The value of α is very close to one, showing that the level reacts strongly to each new observation.
fit_damped %>%
forecast(h = 10) %>%
autoplot(tsibble_pdx)+
labs(title = "Portland, OR, House Prices",
x = " ") +
theme_minimal()
## `mutate_if()` ignored the following grouping variables:
## • Column `year_month`
The resulting forecasts look sensible with decreasing trend, which
flattens out due to the value of the damping parameter (0.944), and
relatively wide prediction intervals reflecting the variation in the
historical data.
tsibble_pdx %>%
features(Price, unitroot_kpss)
## # A tibble: 1 × 3
## RegionName kpss_stat kpss_pvalue
## <chr> <dbl> <dbl>
## 1 Portland, OR 2.50 0.01
The p-value is reported as 0.01 if it is less than 0.01, and as 0.1 if it is greater than 0.1. In this case, the test statistic (2.50) is bigger than the 1% critical value, so the p-value is less than 0.01, indicating that the null hypothesis is rejected.
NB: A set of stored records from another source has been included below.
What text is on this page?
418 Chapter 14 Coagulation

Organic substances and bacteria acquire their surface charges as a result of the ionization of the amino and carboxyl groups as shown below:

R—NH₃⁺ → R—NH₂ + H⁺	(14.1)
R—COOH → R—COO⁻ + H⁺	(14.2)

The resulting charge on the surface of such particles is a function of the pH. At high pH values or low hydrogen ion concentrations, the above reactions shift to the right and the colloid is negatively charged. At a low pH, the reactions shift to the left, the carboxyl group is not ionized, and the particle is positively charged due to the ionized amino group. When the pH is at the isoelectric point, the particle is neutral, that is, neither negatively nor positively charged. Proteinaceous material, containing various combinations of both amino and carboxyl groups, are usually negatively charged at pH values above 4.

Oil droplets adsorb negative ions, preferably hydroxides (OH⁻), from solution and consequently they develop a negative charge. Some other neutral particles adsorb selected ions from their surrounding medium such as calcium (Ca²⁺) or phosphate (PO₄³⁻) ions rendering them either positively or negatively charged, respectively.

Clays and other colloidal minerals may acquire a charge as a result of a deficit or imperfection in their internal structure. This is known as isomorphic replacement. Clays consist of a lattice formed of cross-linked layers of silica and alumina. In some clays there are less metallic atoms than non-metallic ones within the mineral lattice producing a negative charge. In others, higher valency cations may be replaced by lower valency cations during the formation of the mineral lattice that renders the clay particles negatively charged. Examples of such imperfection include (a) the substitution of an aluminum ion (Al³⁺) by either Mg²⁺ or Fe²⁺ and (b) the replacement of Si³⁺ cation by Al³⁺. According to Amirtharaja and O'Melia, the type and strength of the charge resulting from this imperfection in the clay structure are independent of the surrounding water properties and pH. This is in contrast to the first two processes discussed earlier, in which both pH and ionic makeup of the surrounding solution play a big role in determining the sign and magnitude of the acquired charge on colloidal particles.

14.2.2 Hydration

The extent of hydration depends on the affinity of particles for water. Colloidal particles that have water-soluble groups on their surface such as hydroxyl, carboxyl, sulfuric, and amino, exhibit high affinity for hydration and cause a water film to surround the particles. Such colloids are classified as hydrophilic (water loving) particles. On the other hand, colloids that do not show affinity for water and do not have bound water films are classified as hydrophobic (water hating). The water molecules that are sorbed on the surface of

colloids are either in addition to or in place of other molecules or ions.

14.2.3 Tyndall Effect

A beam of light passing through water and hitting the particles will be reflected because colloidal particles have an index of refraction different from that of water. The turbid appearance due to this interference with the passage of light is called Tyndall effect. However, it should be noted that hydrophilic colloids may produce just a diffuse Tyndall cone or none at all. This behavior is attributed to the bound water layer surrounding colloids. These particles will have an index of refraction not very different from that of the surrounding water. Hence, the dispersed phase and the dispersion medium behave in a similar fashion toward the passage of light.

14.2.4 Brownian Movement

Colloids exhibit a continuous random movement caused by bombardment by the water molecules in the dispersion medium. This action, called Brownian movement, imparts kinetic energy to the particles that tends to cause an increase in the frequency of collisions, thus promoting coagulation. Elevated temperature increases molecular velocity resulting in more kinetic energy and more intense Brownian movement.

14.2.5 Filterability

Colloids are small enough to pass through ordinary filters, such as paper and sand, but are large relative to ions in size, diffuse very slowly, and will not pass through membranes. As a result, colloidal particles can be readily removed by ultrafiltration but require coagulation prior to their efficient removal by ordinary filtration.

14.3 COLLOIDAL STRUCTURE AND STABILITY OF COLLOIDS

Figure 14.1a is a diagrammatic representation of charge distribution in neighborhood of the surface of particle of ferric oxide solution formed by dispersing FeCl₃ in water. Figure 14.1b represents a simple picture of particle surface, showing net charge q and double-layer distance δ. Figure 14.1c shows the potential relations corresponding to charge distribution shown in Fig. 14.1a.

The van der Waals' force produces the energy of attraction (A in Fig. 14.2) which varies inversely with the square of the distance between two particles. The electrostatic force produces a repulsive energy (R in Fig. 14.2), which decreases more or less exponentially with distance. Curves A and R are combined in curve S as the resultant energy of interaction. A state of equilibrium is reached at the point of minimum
That is, the data are not stationary. We can difference the data, and apply the test again.
tsibble_pdx %>%
features(Price, unitroot_ndiffs)
## # A tibble: 1 × 2
## RegionName ndiffs
## <chr> <int>
## 1 Portland, OR 1
As we saw from the KPSS tests above, one difference is required to make the Portland data stationary.
The following R code selects a non-seasonal ARIMA model automatically.
fit_arima <- tsibble_pdx %>%
model(ARIMA(Price))
report(fit_arima)
## Series: Price
## Model: ARIMA(2,1,0)(0,0,2)[12] w/ drift
##
## Coefficients:
## ar1 ar2 sma1 sma2 constant
## 1.4839 -0.6566 -0.2862 -0.2478 505.1575
## s.e. 0.0677 0.0699 0.1192 0.1303 51.8211
##
## sigma^2 estimated as 1156456: log likelihood=-1084
## AIC=2180 AICc=2180.69 BIC=2197.16
fit_arima %>% forecast(h=10) %>%
autoplot(tsibble_pdx)+
theme_minimal()
## `mutate_if()` ignored the following grouping variables:
## • Column `year_month`
tsibble_pdx %>%
gg_tsdisplay(difference(Price, 12) %>% difference(),
plot_type='partial', lag=36)+
labs(title = "Double differenced", y="")
## Warning: Removed 13 row(s) containing missing values (geom_path).
## Warning: Removed 13 rows containing missing values (geom_point).
fit <- tsibble_pdx %>%
model(
arima012011 = ARIMA(Price ~ pdq(1,1,0) + PDQ(0,0,1)),
arima210002 = ARIMA(Price ~ pdq(2,1,0) + PDQ(0,0,2)),
auto = ARIMA(Price, stepwise = FALSE, approx = FALSE)
)
glance(fit) %>% arrange(AICc) %>% select(.model:BIC)
## # A tibble: 3 × 6
## .model sigma2 log_lik AIC AICc BIC
## <chr> <dbl> <dbl> <dbl> <dbl> <dbl>
## 1 auto 953723. -1071. 2157. 2159. 2180.
## 2 arima210002 1156456. -1084. 2180. 2181. 2197.
## 3 arima012011 1951955. -1117. 2243. 2243. 2254.